Spitzbogige, bleiverglaste Fenster, Strebepfeiler an den Außenwänden – schon der äußere Aspekt der Kirche in Nordstemmen zeigt, dass der Baumeister Hellner bei seinem letzten Bau den klassizistischen Stil aufgegeben hat. Die Fertigstellung erfolgte erst nach seinem Tod im Jahr 1864.
Die Rückbesinnung auf das Mittelalter im Laufe des 19. Jahrhunderts hatte zu einem veränderten Stilgeschmack in der Architektur geführt. Nicht nur Kirchenbauer hatten die Gotik wiederentdeckt, die als besonders „christlicher Stil“ galt. Schließlich waren seit dem ausgehenden 12. Jahrhundert von Frankreich ausgehend bedeutende Kirchenbauten im gotischen Stil in Europa entstanden.


Während das Langhaus aus exakt behauenen Quadern aufgemauert ist, bestehen die Wände des Turms, an dem sich diese Maske befindet, aus unregelmäßigen Bruchsteinen. Wie bei vielen Bauten Hellners wurde der romanische Turm der Vorgängerkirche beibehalten, wodurch Kosten eingespart werden konnten.
Ein altes Gemälde bietet noch einen Eindruck von der kleineren Kirche aus dem Mittelalter. Durch die veränderten Größenverhältnisse – der Neubau wurde größer konzipiert – erscheint der gedrungene Turm in Nordstemmen etwas dysproportioniert.


Auch das Innere des Kirchenschiffs unterscheidet sich grundlegend von den klassizistischen Kirchenräumen Hellners. Altar und Kanzel sind voneinander getrennt, nicht mehr übereinander angeordnet. Die Kanzel als Ort der Verkündigung des Wortes ist näher an die Gemeinde gerückt.
Die Position des Altars wird hervorgehoben. Er steht isoliert in einer Chornische, die mit ihren spitzbogigen Fenstern und einem Rippengewölbe typische Merkmale neugotischer Architektur aufweist.

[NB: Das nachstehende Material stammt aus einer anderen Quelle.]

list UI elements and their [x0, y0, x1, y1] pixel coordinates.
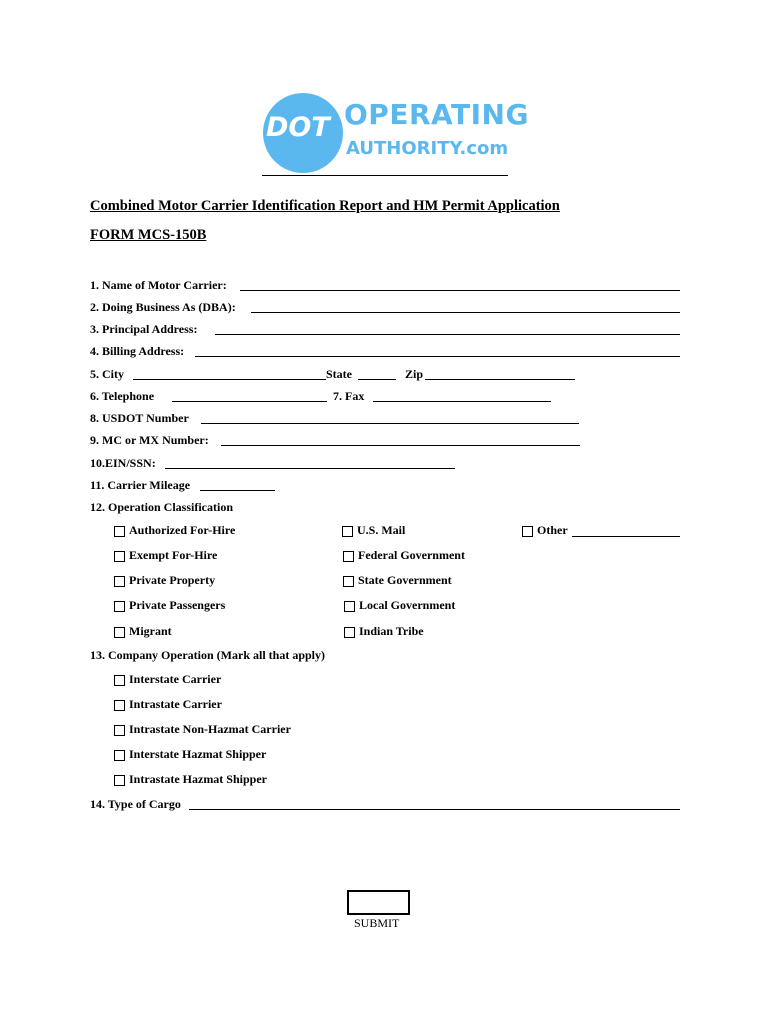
- local-government-checkbox[interactable]: [344, 601, 355, 612]
- principal-address-field[interactable]: [215, 334, 680, 335]
- other-label: Other: [537, 523, 568, 537]
- type-of-cargo-label: 14. Type of Cargo: [90, 797, 181, 811]
- interstate-carrier-checkbox[interactable]: [114, 675, 125, 686]
- migrant-label: Migrant: [129, 624, 172, 638]
- usdot-label: 8. USDOT Number: [90, 411, 189, 425]
- intrastate-hazmat-shipper-checkbox[interactable]: [114, 775, 125, 786]
- carrier-mileage-label: 11. Carrier Mileage: [90, 478, 191, 492]
- form-title: Combined Motor Carrier Identification Report and HM Permit Application: [90, 198, 560, 214]
- zip-label: Zip: [405, 367, 424, 381]
- federal-government-label: Federal Government: [358, 548, 465, 562]
- state-government-checkbox[interactable]: [343, 576, 354, 587]
- submit-button[interactable]: [347, 890, 410, 915]
- zip-field[interactable]: [425, 379, 575, 380]
- other-checkbox[interactable]: [522, 526, 533, 537]
- authorized-for-hire-checkbox[interactable]: [114, 526, 125, 537]
- mc-mx-label: 9. MC or MX Number:: [90, 433, 209, 447]
- state-label: State: [326, 367, 352, 381]
- fax-field[interactable]: [373, 401, 551, 402]
- intrastate-hazmat-shipper-label: Intrastate Hazmat Shipper: [129, 772, 267, 786]
- type-of-cargo-field[interactable]: [189, 809, 680, 810]
- private-property-label: Private Property: [129, 573, 216, 587]
- city-field[interactable]: [133, 379, 326, 380]
- private-passengers-checkbox[interactable]: [114, 601, 125, 612]
- indian-tribe-checkbox[interactable]: [344, 627, 355, 638]
- state-field[interactable]: [358, 379, 396, 380]
- logo-operating-text: OPERATING: [344, 98, 529, 131]
- dba-field[interactable]: [251, 312, 680, 313]
- logo: [262, 92, 529, 174]
- exempt-for-hire-checkbox[interactable]: [114, 551, 125, 562]
- ein-ssn-field[interactable]: [165, 468, 455, 469]
- billing-address-field[interactable]: [195, 356, 680, 357]
- other-field[interactable]: [572, 536, 680, 537]
- form-number: FORM MCS-150B: [90, 227, 207, 243]
- state-government-label: State Government: [358, 573, 452, 587]
- telephone-label: 6. Telephone: [90, 389, 155, 403]
- us-mail-checkbox[interactable]: [342, 526, 353, 537]
- interstate-carrier-label: Interstate Carrier: [129, 672, 222, 686]
- logo-authority-text: AUTHORITY.com: [346, 138, 509, 159]
- fax-label: 7. Fax: [333, 389, 365, 403]
- dba-label: 2. Doing Business As (DBA):: [90, 300, 236, 314]
- ein-ssn-label: 10.EIN/SSN:: [90, 456, 156, 470]
- telephone-field[interactable]: [172, 401, 327, 402]
- exempt-for-hire-label: Exempt For-Hire: [129, 548, 218, 562]
- intrastate-non-hazmat-label: Intrastate Non-Hazmat Carrier: [129, 722, 291, 736]
- name-of-carrier-field[interactable]: [240, 290, 680, 291]
- company-operation-label: 13. Company Operation (Mark all that apply): [90, 648, 326, 662]
- intrastate-carrier-label: Intrastate Carrier: [129, 697, 222, 711]
- us-mail-label: U.S. Mail: [357, 523, 406, 537]
- logo-underline: [262, 175, 508, 176]
- operation-classification-label: 12. Operation Classification: [90, 500, 233, 514]
- carrier-mileage-field[interactable]: [200, 490, 275, 491]
- migrant-checkbox[interactable]: [114, 627, 125, 638]
- private-passengers-label: Private Passengers: [129, 598, 226, 612]
- name-of-carrier-label: 1. Name of Motor Carrier:: [90, 278, 227, 292]
- intrastate-carrier-checkbox[interactable]: [114, 700, 125, 711]
- logo-dot-text: DOT: [266, 112, 330, 143]
- federal-government-checkbox[interactable]: [343, 551, 354, 562]
- interstate-hazmat-shipper-label: Interstate Hazmat Shipper: [129, 747, 267, 761]
- billing-address-label: 4. Billing Address:: [90, 344, 185, 358]
- interstate-hazmat-shipper-checkbox[interactable]: [114, 750, 125, 761]
- authorized-for-hire-label: Authorized For-Hire: [129, 523, 236, 537]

In diesem „neuen“ Stil sind auch die Holzarbeiten der Innenausstattung wie die Kanzel, die Empore, der Altaraufsatz und der Orgelprospekt ausgeführt.
Ich bin das Brot des Lebens
Ich bin der Weinstock, ihr seid die Reben


Die Gestaltung der beiden Türöffnungen, die vom Chor in zwei Sakristeianbauten führen, weist etwas plakativ mit Text und Bild darauf hin, dass hier, am Altar das Abendmahl eingenommen wird. Über den beiden Bibelversen in altdeutscher Schrifttype und Rechtschreibung sind stilisierte Pflanzen mit üppigem Besatz an Ähren bzw. Weintrauben abgebildet.
Ein feste Burg ist unser Gott

In vielen Kirchen erinnert ein Bildnis Martin Luthers an den Reformator. In Nordstemmen wird mit einer Inschrift des vierhundertsten Geburtstags Luthers gedacht. Im Jahr 1883 wurde sie in das Bogenfeld der Ausgangspforte eingefügt. Den Anfang seines wohl bekanntesten Kirchenliedes hat man dort als Überschrift eingraviert. Es sind Worte, die immer noch ein ausdrucksvolles Bild für ein starkes Vertrauen auf Gott darstellen, auch wenn der nachfolgende Liedtext heutzutage etwas martialisch anmutet.


Der Weg aus der Kirche führt durch den Gemeindefriedhof, dessen alte Grabsteine Personen der Ortsgeschichte ins Gedächtnis rufen. Mit dem Bau der Kirche steht der Zimmermeister Christian Burose in Verbindung, der zusammen mit seinem Schwiegervater einen Teil der Arbeiten ausführte.
Der Neubau fiel in die Amtszeit von Pastor Holekamp, der zusammen mit seiner Ehefrau Amalie (auch sie wird als „Frau Pastorin“ geehrt), in der Nähe der Kirchenpforte beigesetzt ist. Ehepaar Holekamp – beide haben ein stattliches Alter erreicht – mussten offenbar zwei Töchter zu Grabe tragen. Zwei benachbarte Grabsteine tragen Geburts- und Sterbedaten zweier junger Frauen mit dem Nachnamen Holekamp. Sie sind im Alter von 16 und 26 Jahren verstorben, die eine am 12. April 1871, die andere auf den Tag genau ein Jahr später.